MotoGP: Lorenzo not thinking of Rossi’s Ducati record
Jorge Lorenzo says that he’s not concentrating on any of Valentino Rossi’s successes or failures at Ducati as he prepares to embark on his own adventure with the Italian manufacturer after a hugely successful nine seasons with Yamaha.
Speaking at the official launch of the team’s 2017 machines alongside teammate Andrea Dovizioso in the Borgo Panigale factory, the Spaniard was keen to stress that times are very different now than they were only a few years ago before the rival of his 250GP mentor Gigi Dall’Igna from Aprilia, a move that saw a radical change in fortunes for the firm.
“My goal isn’t to try and improve on the results of Valentino. That happened in another time with different people in Ducati and with a different bike and different tyres. I’ve joined in a different era, with new riders, changed technical people, new tyres and different performance from the bike. I won’t compare to him, and I won’t focus my attention on what happened in the past.”

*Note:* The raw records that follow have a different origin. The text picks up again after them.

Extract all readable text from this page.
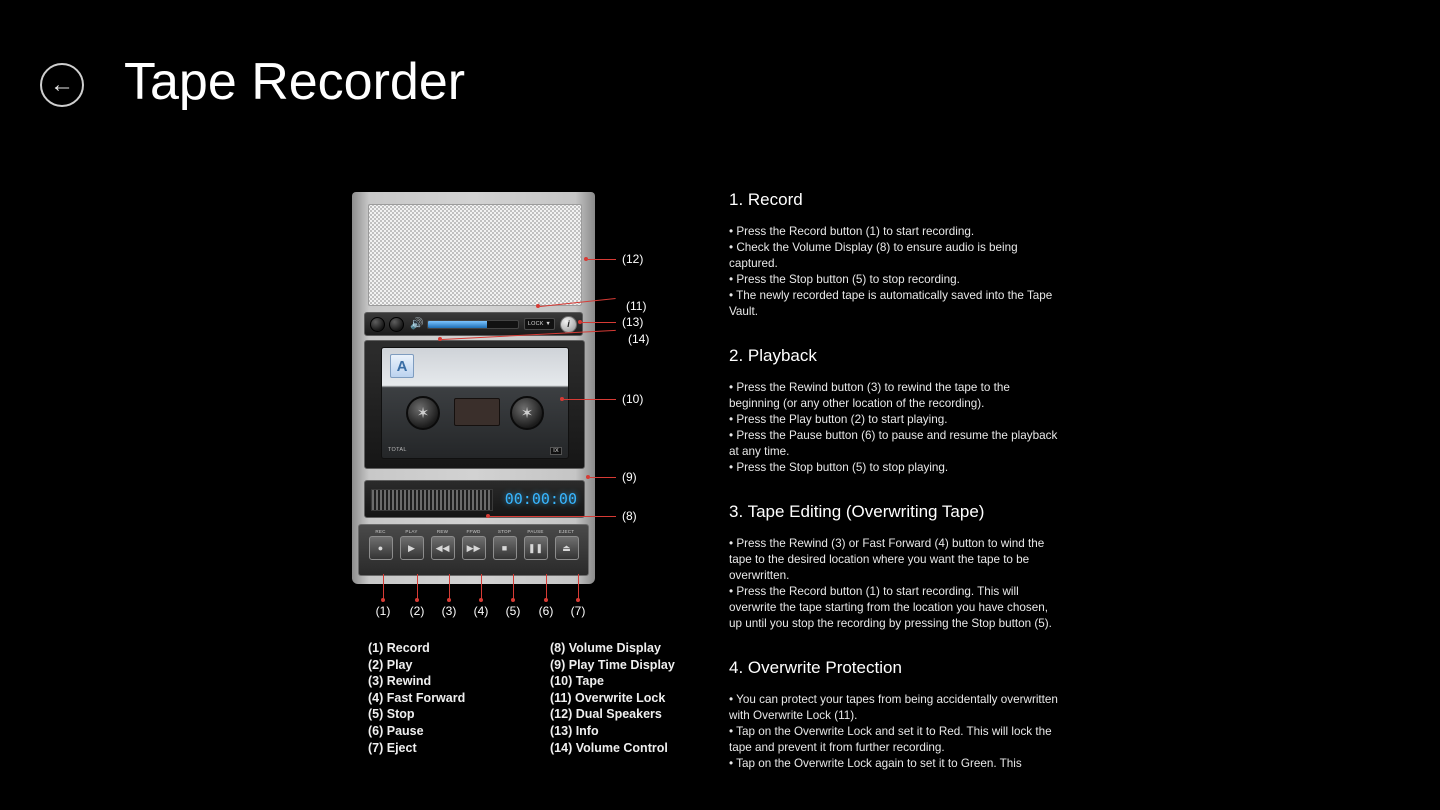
← Tape Recorder
🔊	LOCK ▼	i
A
✶	✶
TOTAL	IX
00:00:00
REC
●
PLAY
▶
REW
◀◀
FFWD
▶▶
STOP
■
PAUSE
❚❚
EJECT
⏏
(12)
(11)
(13)
(14)
(10)
(9)
(8)
(1)	(2)	(3)	(4)	(5)	(6)	(7)
(1) Record
(2) Play
(3) Rewind
(4) Fast Forward
(5) Stop
(6) Pause
(7) Eject
(8) Volume Display
(9) Play Time Display
(10) Tape
(11) Overwrite Lock
(12) Dual Speakers
(13) Info
(14) Volume Control
1. Record
• Press the Record button (1) to start recording.
• Check the Volume Display (8) to ensure audio is being captured.
• Press the Stop button (5) to stop recording.
• The newly recorded tape is automatically saved into the Tape Vault.
2. Playback
• Press the Rewind button (3) to rewind the tape to the beginning (or any other location of the recording).
• Press the Play button (2) to start playing.
• Press the Pause button (6) to pause and resume the playback at any time.
• Press the Stop button (5) to stop playing.
3. Tape Editing (Overwriting Tape)
• Press the Rewind (3) or Fast Forward (4) button to wind the tape to the desired location where you want the tape to be overwritten.
• Press the Record button (1) to start recording. This will overwrite the tape starting from the location you have chosen, up until you stop the recording by pressing the Stop button (5).
4. Overwrite Protection
• You can protect your tapes from being accidentally overwritten with Overwrite Lock (11).
• Tap on the Overwrite Lock and set it to Red. This will lock the tape and prevent it from further recording.
• Tap on the Overwrite Lock again to set it to Green. This
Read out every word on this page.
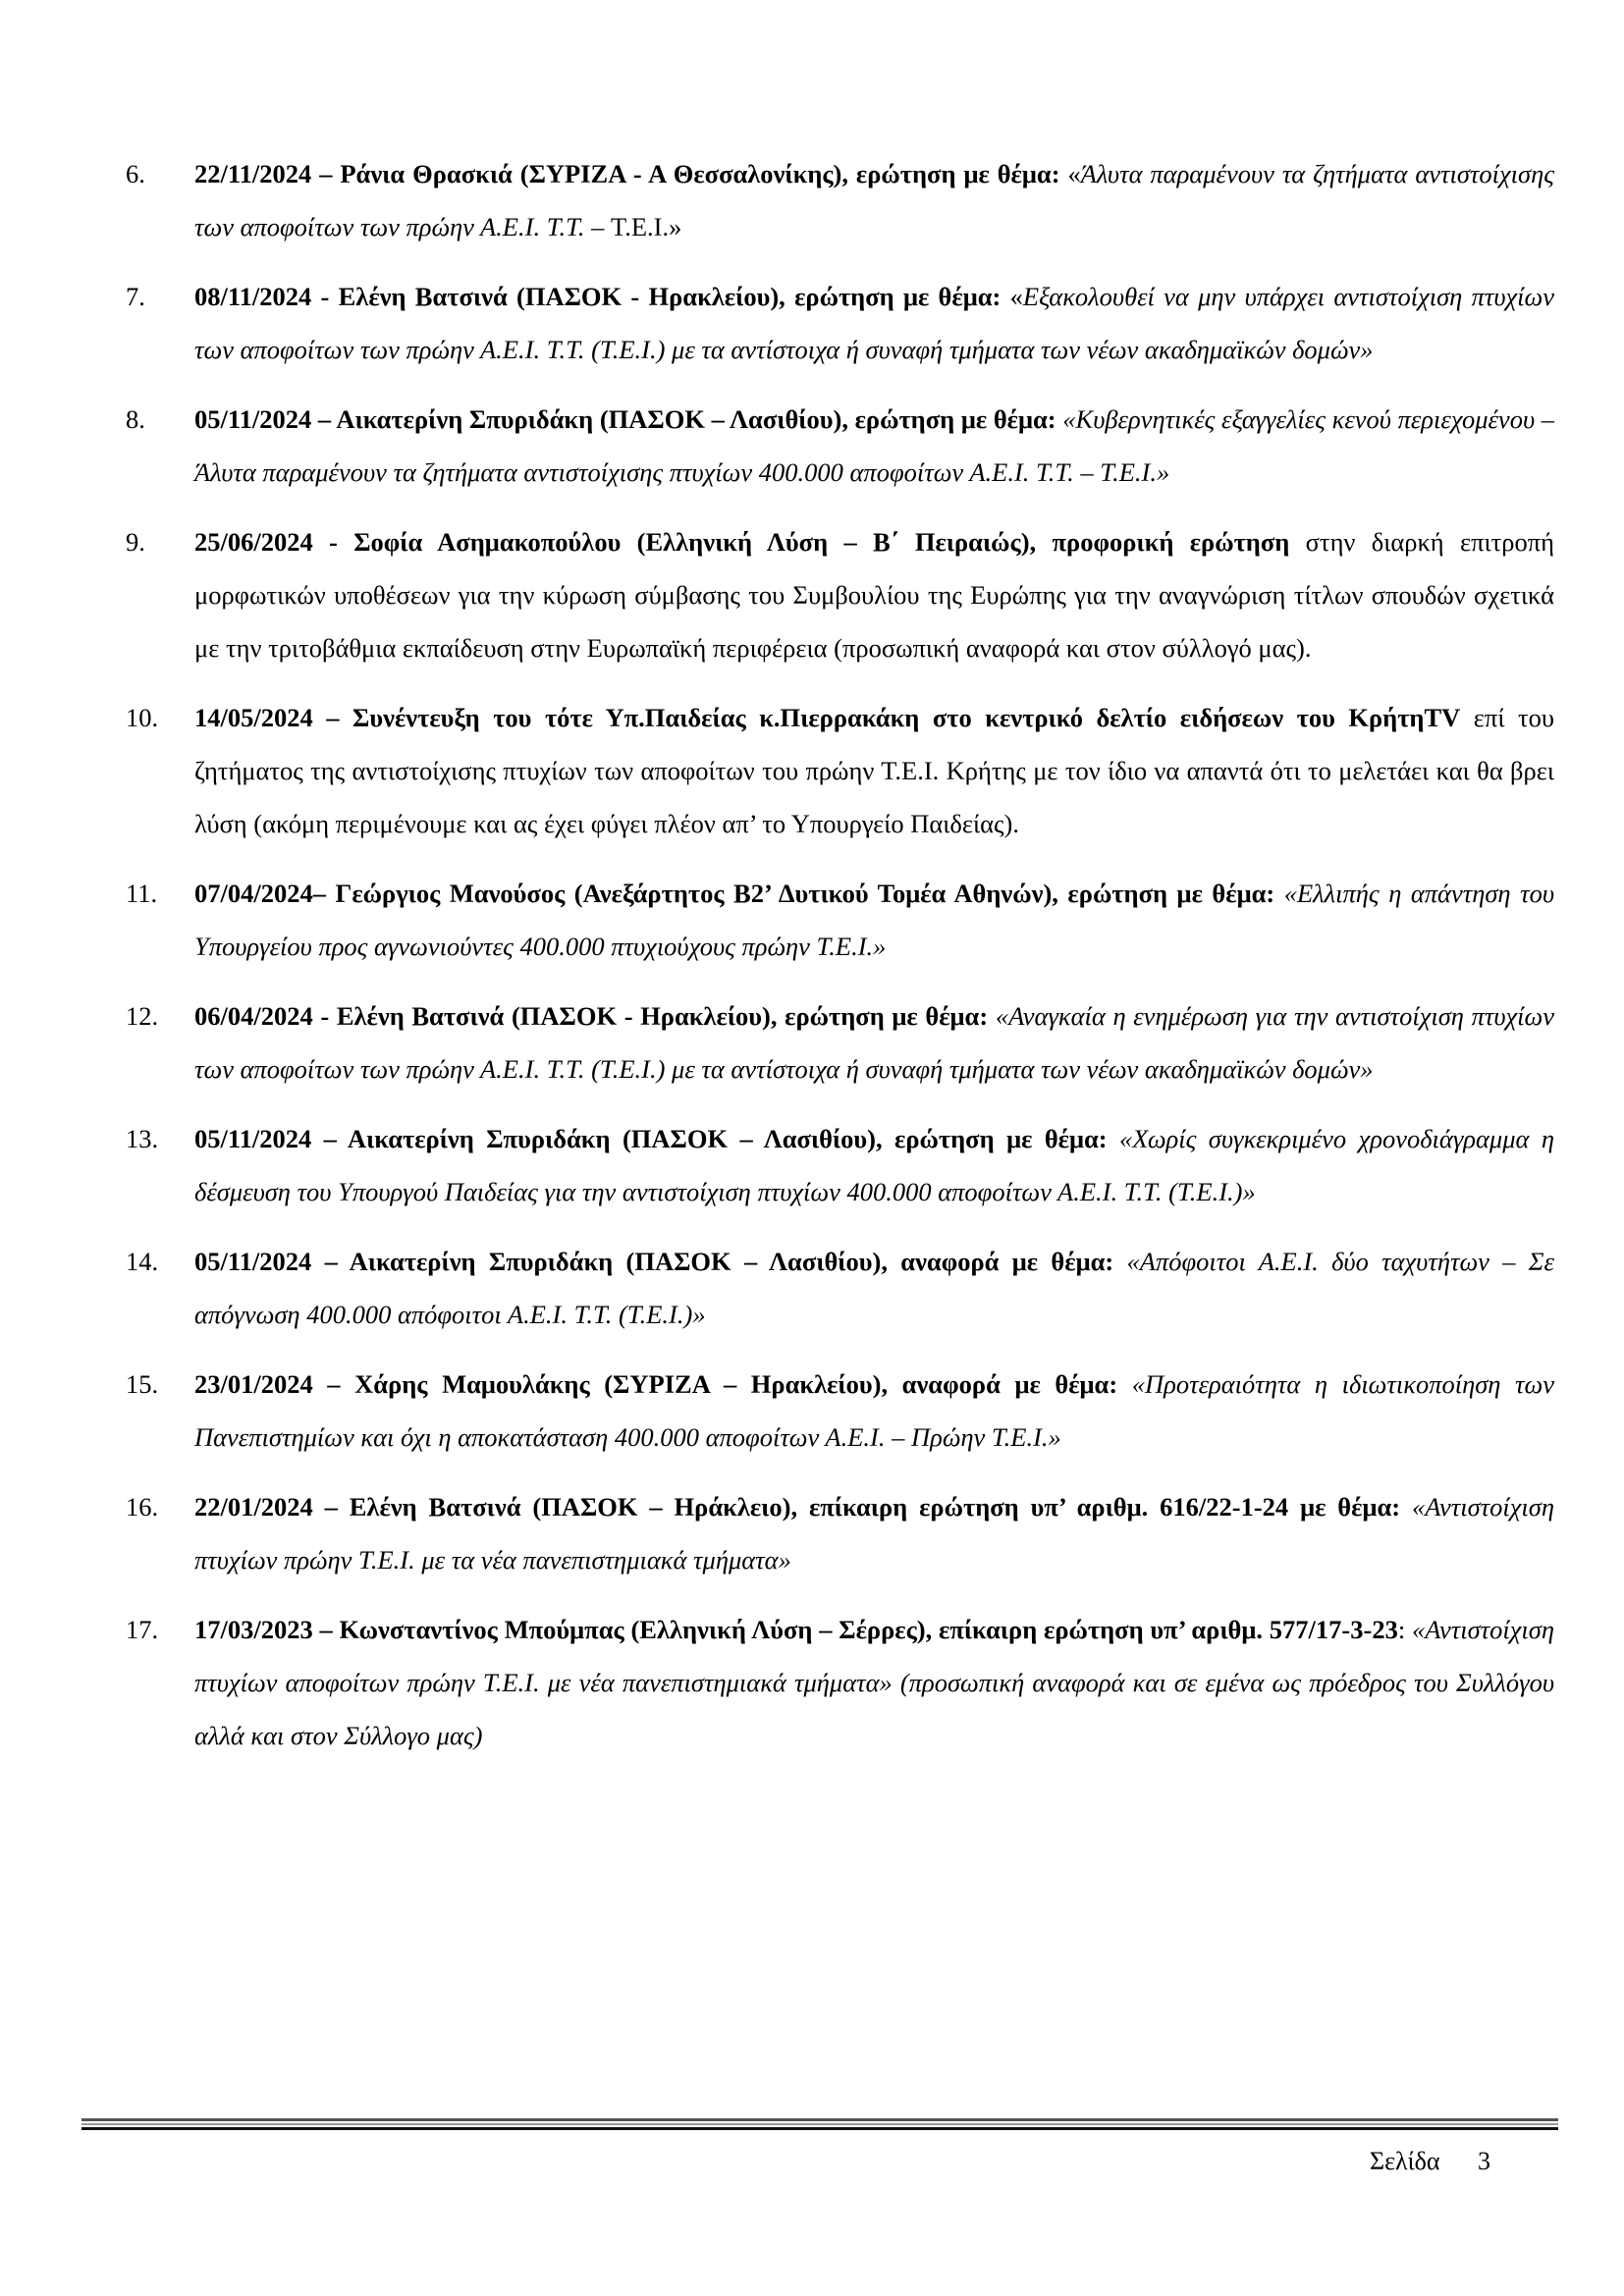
6.	22/11/2024 – Ράνια Θρασκιά (ΣΥΡΙΖΑ - Α Θεσσαλονίκης), ερώτηση με θέμα: «Άλυτα παραμένουν τα ζητήματα αντιστοίχισης των αποφοίτων των πρώην Α.Ε.Ι. Τ.Τ. – Τ.Ε.Ι.»
7.	08/11/2024 - Ελένη Βατσινά (ΠΑΣΟΚ - Ηρακλείου), ερώτηση με θέμα: «Εξακολουθεί να μην υπάρχει αντιστοίχιση πτυχίων των αποφοίτων των πρώην Α.Ε.Ι. Τ.Τ. (Τ.Ε.Ι.) με τα αντίστοιχα ή συναφή τμήματα των νέων ακαδημαϊκών δομών»
8.	05/11/2024 – Αικατερίνη Σπυριδάκη (ΠΑΣΟΚ – Λασιθίου), ερώτηση με θέμα: «Κυβερνητικές εξαγγελίες κενού περιεχομένου – Άλυτα παραμένουν τα ζητήματα αντιστοίχισης πτυχίων 400.000 αποφοίτων Α.Ε.Ι. Τ.Τ. – Τ.Ε.Ι.»
9.	25/06/2024 - Σοφία Ασημακοπούλου (Ελληνική Λύση – Β΄ Πειραιώς), προφορική ερώτηση στην διαρκή επιτροπή μορφωτικών υποθέσεων για την κύρωση σύμβασης του Συμβουλίου της Ευρώπης για την αναγνώριση τίτλων σπουδών σχετικά με την τριτοβάθμια εκπαίδευση στην Ευρωπαϊκή περιφέρεια (προσωπική αναφορά και στον σύλλογό μας).
10.	14/05/2024 – Συνέντευξη του τότε Υπ.Παιδείας κ.Πιερρακάκη στο κεντρικό δελτίο ειδήσεων του ΚρήτηTV επί του ζητήματος της αντιστοίχισης πτυχίων των αποφοίτων του πρώην Τ.Ε.Ι. Κρήτης με τον ίδιο να απαντά ότι το μελετάει και θα βρει λύση (ακόμη περιμένουμε και ας έχει φύγει πλέον απ’ το Υπουργείο Παιδείας).
11.	07/04/2024– Γεώργιος Μανούσος (Ανεξάρτητος Β2’ Δυτικού Τομέα Αθηνών), ερώτηση με θέμα: «Ελλιπής η απάντηση του Υπουργείου προς αγνωνιούντες 400.000 πτυχιούχους πρώην Τ.Ε.Ι.»
12.	06/04/2024 - Ελένη Βατσινά (ΠΑΣΟΚ - Ηρακλείου), ερώτηση με θέμα: «Αναγκαία η ενημέρωση για την αντιστοίχιση πτυχίων των αποφοίτων των πρώην Α.Ε.Ι. Τ.Τ. (Τ.Ε.Ι.) με τα αντίστοιχα ή συναφή τμήματα των νέων ακαδημαϊκών δομών»
13.	05/11/2024 – Αικατερίνη Σπυριδάκη (ΠΑΣΟΚ – Λασιθίου), ερώτηση με θέμα: «Χωρίς συγκεκριμένο χρονοδιάγραμμα η δέσμευση του Υπουργού Παιδείας για την αντιστοίχιση πτυχίων 400.000 αποφοίτων Α.Ε.Ι. Τ.Τ. (Τ.Ε.Ι.)»
14.	05/11/2024 – Αικατερίνη Σπυριδάκη (ΠΑΣΟΚ – Λασιθίου), αναφορά με θέμα: «Απόφοιτοι Α.Ε.Ι. δύο ταχυτήτων – Σε απόγνωση 400.000 απόφοιτοι Α.Ε.Ι. Τ.Τ. (Τ.Ε.Ι.)»
15.	23/01/2024 – Χάρης Μαμουλάκης (ΣΥΡΙΖΑ – Ηρακλείου), αναφορά με θέμα: «Προτεραιότητα η ιδιωτικοποίηση των Πανεπιστημίων και όχι η αποκατάσταση 400.000 αποφοίτων Α.Ε.Ι. – Πρώην Τ.Ε.Ι.»
16.	22/01/2024 – Ελένη Βατσινά (ΠΑΣΟΚ – Ηράκλειο), επίκαιρη ερώτηση υπ’ αριθμ. 616/22-1-24 με θέμα: «Αντιστοίχιση πτυχίων πρώην Τ.Ε.Ι. με τα νέα πανεπιστημιακά τμήματα»
17.	17/03/2023 – Κωνσταντίνος Μπούμπας (Ελληνική Λύση – Σέρρες), επίκαιρη ερώτηση υπ’ αριθμ. 577/17-3-23: «Αντιστοίχιση πτυχίων αποφοίτων πρώην Τ.Ε.Ι. με νέα πανεπιστημιακά τμήματα» (προσωπική αναφορά και σε εμένα ως πρόεδρος του Συλλόγου αλλά και στον Σύλλογο μας)
Σελίδα 3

But while he’s nonetheless out to do better than the torrid two seasons endured by his arch-rival at Ducati Lorenzo is also remaining circumspect about his immediate chances of glory on his new machine.
Admitting that despite being pleasantly surprised by the Desmosedici – and especially by it’s powerful engine and huge top speed – on his first outing on it at the end of season Valencia test, time is still needed for both rider and bike to adapt to each other.
“Finally, I can speak about the bike! I needed a couple of laps to completely understand where I was – but it was an unbelievable feeling the first time I reached sixth gear! I had a big smile on my face. The first impression is always important, and the first impression was great.
“No one knows the future, but I don’t think I’m going to fail with Ducati. I don’t know the level that I’m going to achieve soon, but I’m sure that sooner or later I will be competitive and I will be winning races. It would be a big mistake if we just concentrated on becoming world champions though, because that’s the best way to get lost, to get nervous and to make mistakes.
“Our obsession must be to try to improve our package day-by-day and week-by-week; the rider, the team, the people and the bike. Only by doing that, by having the best package of the championship can we become world champions. That should be our focus and our obsession.”